Modern military thinking increasingly focuses on large constellations of smaller, cheaper satellites rather than a few exquisite ones. The logic is resilience: a network of dozens or hundreds of mass-produced satellites is harder to disable than a single high-value asset. These distributed constellations can feed data into automated systems that filter out background noise and flag militarily significant activity (ships, planes, ground vehicles) for human analysts to review.
Scientific Research in Microgravity
The International Space Station, orbiting at roughly 400 km, is itself a LEO satellite and the world’s primary platform for microgravity research. In the near-weightless environment, scientists study how cells and tissues grow without the directional cues that gravity provides on Earth, which has implications for regenerative medicine and drug development.
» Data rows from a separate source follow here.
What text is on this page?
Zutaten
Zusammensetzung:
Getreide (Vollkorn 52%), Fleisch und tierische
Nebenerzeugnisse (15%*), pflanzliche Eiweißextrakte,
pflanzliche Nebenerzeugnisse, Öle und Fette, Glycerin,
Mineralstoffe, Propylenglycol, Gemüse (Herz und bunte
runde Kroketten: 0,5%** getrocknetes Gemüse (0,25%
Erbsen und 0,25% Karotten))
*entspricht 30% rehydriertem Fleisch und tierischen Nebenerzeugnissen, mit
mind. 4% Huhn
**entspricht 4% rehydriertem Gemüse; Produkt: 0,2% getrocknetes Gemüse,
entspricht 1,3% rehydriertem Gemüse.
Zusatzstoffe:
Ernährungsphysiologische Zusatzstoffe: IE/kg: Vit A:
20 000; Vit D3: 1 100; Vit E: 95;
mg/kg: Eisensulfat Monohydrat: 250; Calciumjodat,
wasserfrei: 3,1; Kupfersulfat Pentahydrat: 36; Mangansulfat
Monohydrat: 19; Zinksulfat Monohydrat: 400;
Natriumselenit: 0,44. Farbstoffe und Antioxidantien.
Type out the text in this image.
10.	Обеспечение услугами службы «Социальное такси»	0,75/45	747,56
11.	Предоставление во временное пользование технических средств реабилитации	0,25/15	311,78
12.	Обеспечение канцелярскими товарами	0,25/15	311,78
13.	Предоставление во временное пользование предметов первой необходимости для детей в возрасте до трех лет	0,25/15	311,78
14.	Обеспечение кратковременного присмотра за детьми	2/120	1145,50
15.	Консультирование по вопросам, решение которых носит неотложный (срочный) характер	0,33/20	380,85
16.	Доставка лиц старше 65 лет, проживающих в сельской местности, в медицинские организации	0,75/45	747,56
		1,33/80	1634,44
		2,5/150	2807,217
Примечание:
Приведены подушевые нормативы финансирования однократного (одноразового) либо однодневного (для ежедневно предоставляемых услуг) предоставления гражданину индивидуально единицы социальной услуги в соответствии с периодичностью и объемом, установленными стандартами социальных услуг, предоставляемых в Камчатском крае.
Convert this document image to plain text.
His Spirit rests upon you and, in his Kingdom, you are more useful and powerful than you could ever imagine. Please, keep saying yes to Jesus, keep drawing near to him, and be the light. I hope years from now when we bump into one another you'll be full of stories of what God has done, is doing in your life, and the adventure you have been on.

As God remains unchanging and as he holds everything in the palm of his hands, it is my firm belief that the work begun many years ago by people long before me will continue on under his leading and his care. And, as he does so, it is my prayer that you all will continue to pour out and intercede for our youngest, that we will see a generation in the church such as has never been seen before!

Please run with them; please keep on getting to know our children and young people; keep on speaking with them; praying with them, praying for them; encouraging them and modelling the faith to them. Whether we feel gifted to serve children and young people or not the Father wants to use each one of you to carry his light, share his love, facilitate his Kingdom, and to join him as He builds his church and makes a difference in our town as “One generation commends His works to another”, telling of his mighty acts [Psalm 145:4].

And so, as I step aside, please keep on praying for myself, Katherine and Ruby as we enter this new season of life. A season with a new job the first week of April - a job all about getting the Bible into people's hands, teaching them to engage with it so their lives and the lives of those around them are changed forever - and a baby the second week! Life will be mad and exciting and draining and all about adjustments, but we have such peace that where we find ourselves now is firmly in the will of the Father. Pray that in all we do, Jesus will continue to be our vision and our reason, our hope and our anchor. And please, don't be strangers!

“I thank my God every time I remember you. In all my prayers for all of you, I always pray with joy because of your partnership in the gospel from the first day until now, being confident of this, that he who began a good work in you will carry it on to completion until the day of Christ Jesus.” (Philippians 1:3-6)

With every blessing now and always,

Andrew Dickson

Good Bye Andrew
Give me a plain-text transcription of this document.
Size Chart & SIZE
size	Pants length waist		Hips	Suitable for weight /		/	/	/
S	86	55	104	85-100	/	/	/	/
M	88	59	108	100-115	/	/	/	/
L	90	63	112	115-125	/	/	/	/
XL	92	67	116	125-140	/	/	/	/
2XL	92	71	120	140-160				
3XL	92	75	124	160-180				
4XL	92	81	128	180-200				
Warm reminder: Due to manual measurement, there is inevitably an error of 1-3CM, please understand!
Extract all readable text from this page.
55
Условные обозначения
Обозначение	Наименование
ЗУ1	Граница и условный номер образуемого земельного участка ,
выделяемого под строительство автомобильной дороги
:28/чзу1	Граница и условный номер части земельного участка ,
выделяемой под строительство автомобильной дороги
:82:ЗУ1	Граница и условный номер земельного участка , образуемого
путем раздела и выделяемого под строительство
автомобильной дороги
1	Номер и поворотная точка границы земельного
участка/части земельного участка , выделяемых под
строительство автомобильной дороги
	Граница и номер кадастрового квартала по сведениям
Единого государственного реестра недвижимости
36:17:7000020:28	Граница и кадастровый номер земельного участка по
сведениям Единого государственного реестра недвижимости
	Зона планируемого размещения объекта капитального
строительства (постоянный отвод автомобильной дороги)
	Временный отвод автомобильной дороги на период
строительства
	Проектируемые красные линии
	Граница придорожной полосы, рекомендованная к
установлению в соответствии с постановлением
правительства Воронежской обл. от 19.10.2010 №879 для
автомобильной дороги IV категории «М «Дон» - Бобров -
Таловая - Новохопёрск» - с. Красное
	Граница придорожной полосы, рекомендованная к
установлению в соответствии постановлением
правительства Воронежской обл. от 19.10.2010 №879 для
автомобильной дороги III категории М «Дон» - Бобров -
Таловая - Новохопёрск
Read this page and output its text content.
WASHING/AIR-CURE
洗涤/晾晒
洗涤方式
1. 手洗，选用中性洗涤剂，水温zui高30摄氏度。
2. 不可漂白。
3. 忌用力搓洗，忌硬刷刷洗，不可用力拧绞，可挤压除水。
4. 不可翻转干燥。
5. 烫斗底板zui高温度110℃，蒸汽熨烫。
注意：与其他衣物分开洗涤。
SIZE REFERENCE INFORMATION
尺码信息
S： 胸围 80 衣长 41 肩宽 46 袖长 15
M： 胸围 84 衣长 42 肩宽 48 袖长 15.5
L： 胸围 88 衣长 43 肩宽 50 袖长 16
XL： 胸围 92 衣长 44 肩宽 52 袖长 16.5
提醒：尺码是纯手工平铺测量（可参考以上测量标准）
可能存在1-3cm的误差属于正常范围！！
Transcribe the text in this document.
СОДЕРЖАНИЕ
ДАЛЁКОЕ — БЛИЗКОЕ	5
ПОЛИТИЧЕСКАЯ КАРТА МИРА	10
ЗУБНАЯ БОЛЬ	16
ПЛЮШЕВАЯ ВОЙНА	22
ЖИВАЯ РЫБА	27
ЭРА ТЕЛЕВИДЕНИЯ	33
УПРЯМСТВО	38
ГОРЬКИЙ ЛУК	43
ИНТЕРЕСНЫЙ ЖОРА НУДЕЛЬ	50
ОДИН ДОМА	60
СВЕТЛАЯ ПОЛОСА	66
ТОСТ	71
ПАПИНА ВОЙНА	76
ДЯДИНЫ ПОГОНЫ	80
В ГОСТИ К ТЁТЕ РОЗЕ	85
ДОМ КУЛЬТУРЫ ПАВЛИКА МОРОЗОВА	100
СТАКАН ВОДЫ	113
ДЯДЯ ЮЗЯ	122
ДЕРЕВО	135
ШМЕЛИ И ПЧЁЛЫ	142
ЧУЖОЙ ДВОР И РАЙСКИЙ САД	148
Protein crystals grow larger and more uniformly in microgravity, making their structures easier to map for pharmaceutical design.
The station also supports physical science experiments (studying flame behavior, fluid dynamics, and materials processing), human health research on the long-term effects of spaceflight, and technology testing for future deep-space missions. Its position in LEO provides a unique vantage point for Earth science observations as well, collecting atmospheric and surface data from an altitude that airplanes can’t reach but that’s close enough for detailed measurement.
Managing a Crowded Orbit
With thousands of new satellites launching each year, orbital sustainability has become a serious concern. As of early 2024, about 31,000 trackable objects circle Earth, and only 9,300 of those are operational satellites. The rest is debris: spent rocket stages, defunct spacecraft, and fragments from collisions and breakups.
To address this, the U.S. Federal Communications Commission shortened its post-mission disposal rule from 25 years to just five. Any satellite ending its mission below 2,000 km must now re-enter the atmosphere and burn up within five years, or as soon as practicable. The clock starts when a spacecraft can no longer perform collision avoidance maneuvers. Satellites authorized before the rule took effect were given a two-year grace period, but any spacecraft launched after September 29, 2024, must comply. This regulatory shift reflects how central LEO has become: the orbit is too valuable, and too crowded, to leave dead satellites drifting through it for decades.